On Monday, President George W. Bush called for an international Middle East peace conference to be held later this year, which would include Israel, Palestine and some of their Arab neighbors.

Bush said in a speech, which was intended to signal a change in his administration’s attitude towards the peace process, that “this is a moment of clarity for all Palestinians. And now comes a moment of choice.

Clearly indicating who will be representing the Palestinians at the conference, Bush said that President Mahmoud Abbas and his Prime Minister Salam Fayyad “are striving to build the institutions of a modern democracy, while Hamas “has demonstrated beyond all doubt that it is devoted to extremism and murder.

The choice Bush spoke of earlier was whether Palestinians would support Fatah and its leader Abbas in the West Bank, or throw their support behind Hamas in the Gaza Strip.

Bush also pledged more support for Abbas and his government; and in phone calls to Saudi King Abdullah, President Hosni Mubarak and Jordanian King Abdullah II, he urged the Arab nations to support Abbas’ endeavors.

The conference appears to mainly be a show of support for Abbas more than an attempt to solve the conflict, Diaa Rashwan from Al Ahram Center for Political and Strategic Studies told The Daily Star Egypt.

“It is to give him [Abbas] a form of legitimacy. The conference will not work because the balance is not right, Rashwan continued, “Israel faces no internal or external pressure to make any concessions; while the Palestinians are divided.

Rashwan did agree that “it is a change in US policy, which usually does not promote conferences. The US usually refuses general conferences on the Middle East. However, “Bush is still talking in one direction; the US still prefers parallel negotiations but have changed the form, he added, pointing out that the US does not believe that addressing the Palestinian, Lebanese and Syrian issues together is the right approach. Rather, the US views them as separate issues which cannot be solved together.

Prior to Bush’s call for a peace conference, Abbas had met with Israeli Prime Minister Ehud Olmert in Jerusalem on Monday, a step that highlighted their partnership against Hamas.

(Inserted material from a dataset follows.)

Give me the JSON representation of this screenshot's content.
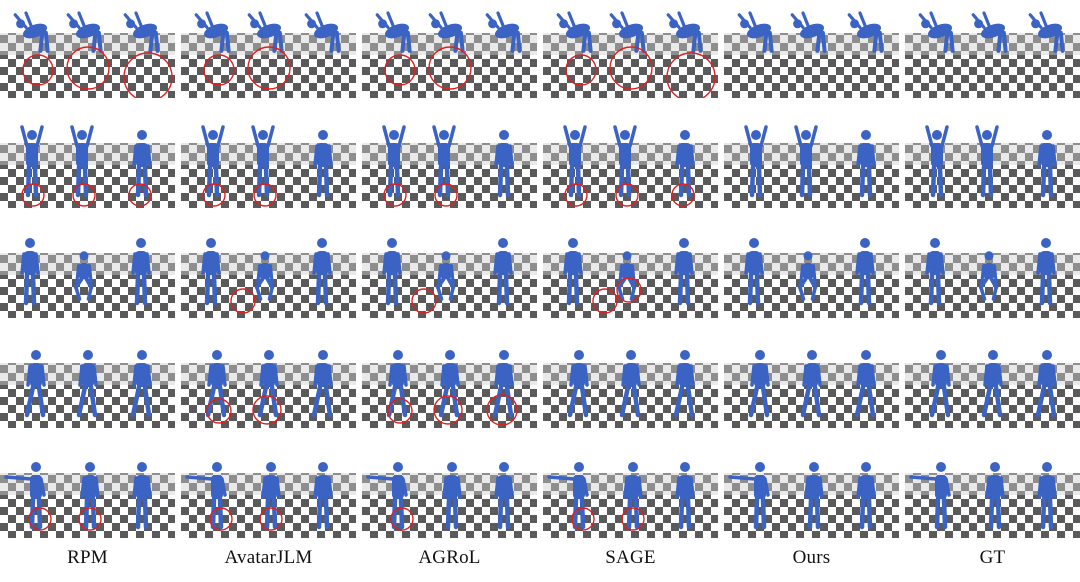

After the meeting, Israel announced it would free 250 Palestinian prisoners on Friday; most of them from Abbas’ group Fatah. None were from Hamas.

Olmert did ask Abbas to take decisive action on disarming cells in the West Bank, and to enforce a Presidential decree to allow only security personnel to bear arms. In an effort to further strengthen Abbas’ hand against Hamas, Israel has unfrozen over $100 million of the tax and customs duties it collects on behalf of the Palestinians and had refused to hand over until now.